Not just a certain political party or a certain person with a specific set of beliefs.  All governing authorities – every ruler, prime minister, president, king, dictator, governor, mayor, council member, senator, and representative is appointed by God and given authority from God.  This covers socialism, capitalism, democracies, monarchies, Roman Emperors and everything in between – the form or system of government does not matter.

  • Humbly realize that God uses the government for His good (Romans 13:4).

The government is often God’s instrument for carrying out His purpose.

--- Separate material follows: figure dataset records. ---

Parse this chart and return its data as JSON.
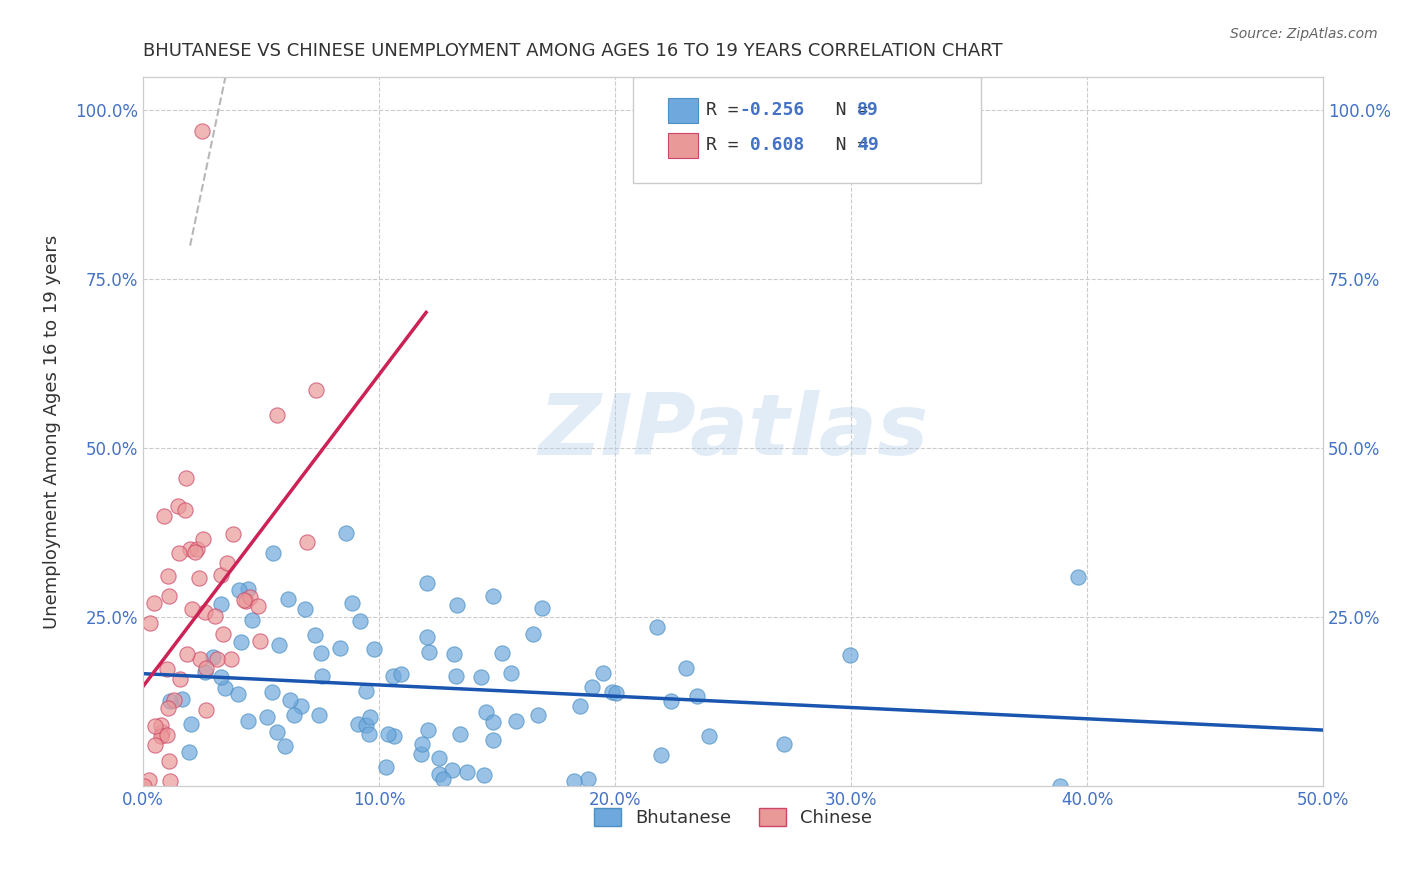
{
  "title": "BHUTANESE VS CHINESE UNEMPLOYMENT AMONG AGES 16 TO 19 YEARS CORRELATION CHART",
  "source": "Source: ZipAtlas.com",
  "xlabel_label": "",
  "ylabel_label": "Unemployment Among Ages 16 to 19 years",
  "xlim": [
    0.0,
    0.5
  ],
  "ylim": [
    0.0,
    1.05
  ],
  "xticks": [
    0.0,
    0.1,
    0.2,
    0.3,
    0.4,
    0.5
  ],
  "yticks": [
    0.0,
    0.25,
    0.5,
    0.75,
    1.0
  ],
  "xtick_labels": [
    "0.0%",
    "10.0%",
    "20.0%",
    "30.0%",
    "40.0%",
    "50.0%"
  ],
  "ytick_labels_left": [
    "",
    "25.0%",
    "50.0%",
    "75.0%",
    "100.0%"
  ],
  "ytick_labels_right": [
    "",
    "25.0%",
    "50.0%",
    "75.0%",
    "100.0%"
  ],
  "bhutanese_color": "#6fa8dc",
  "chinese_color": "#ea9999",
  "bhutanese_edge_color": "#4a90c4",
  "chinese_edge_color": "#cc4466",
  "trend_blue": "#1a56b0",
  "trend_pink": "#cc2255",
  "legend_blue_label": "R = -0.256   N = 89",
  "legend_pink_label": "R =  0.608   N = 49",
  "watermark": "ZIPatlas",
  "bhutanese_R": -0.256,
  "bhutanese_N": 89,
  "chinese_R": 0.608,
  "chinese_N": 49,
  "background_color": "#ffffff",
  "grid_color": "#cccccc"
}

We are to subject ourselves to that government out of obedience and deference to God.  We may not see what “His good” is – that is the beauty of the sovereignty of God.  Our lack of understanding regarding what “good” may come out of a situation does not override our responsibility.

  • Pay my taxes (Romans 13:6-7; Mark 12:17)
  • Pray for the governing authorities and live peaceably (1 Timothy 2:1-2)

Here’s the problem – when we start placing patriotism and national pride above our on-going Christian calling, we will see more and more people sinfully exhibiting thoughts and behavior similar to the Norway murderer.  How the debt ceiling or my tax rate or immigration or gay marriage or abortion is voted on and legislated does NOT change my ultimate purpose here.  Now don’t get me wrong!  Have an opinion, take a stand, support a cause, closely examine all the issues because the Word of God has very clear teachings on many of those subjects.  BUT…..those political debates and battles should never be my overarching, #1 priority as a Christian.  I am called to make disciples of Christ, not disciples of America.  I am called to make disciples of Christ, not disciples of Republican orthodoxy.  I am called to make disciples of Christ, not disciples of Baptist traditions.  I am called to make disciples of Christ from all nations! (Matthew 28:19)  If I allow anything else to trump that calling, including politics and elections, then I am just allowing yet another form of sophisticated 21st century idolatry?

We should never let our views, opinions, and feelings as a citizen overtake our responsibilities as a Christian.  President Barak Obama is the President of the United States.  God has ordained for President Obama to hold that position of authority at this time and he is accountable to God for his decisions and stewardship of that position just like every President before him.  As a citizen of the United States, I am to submit to the governing authority, including to President Obama.  I can vehemently disagree with his rhetoric, policies and worldview.  I can actively campaign, within the legal confines of the law, to elect new leaders.  There is a defined process for that – there will be winners and losers via elections.  But at no time does my submission to authority change.  I am to do all these things peaceably, without slander, being ready to do good and showing true humility.  Nothing dismisses or replaces my responsibilities to submit.  I cherish my freedom and the freedoms we have in this country.  Democracy is the best of all possible flawed options.  But I MUST follow Christ’s call for my life infinitely more, through the power of the Holy Spirit.

Given this constant struggle between our politics are our Christian calling, some further questions arise that I do not have immediate answers for:

  • Does the lack of submission to our government give any insights as to why there is a lack of submission in the church to its human leaders and ultimately to its heavenly leader, Jesus Christ?
  • We claim to hate all the current day politics…but seem to debate little else within the confines of the church walls.  Why is that?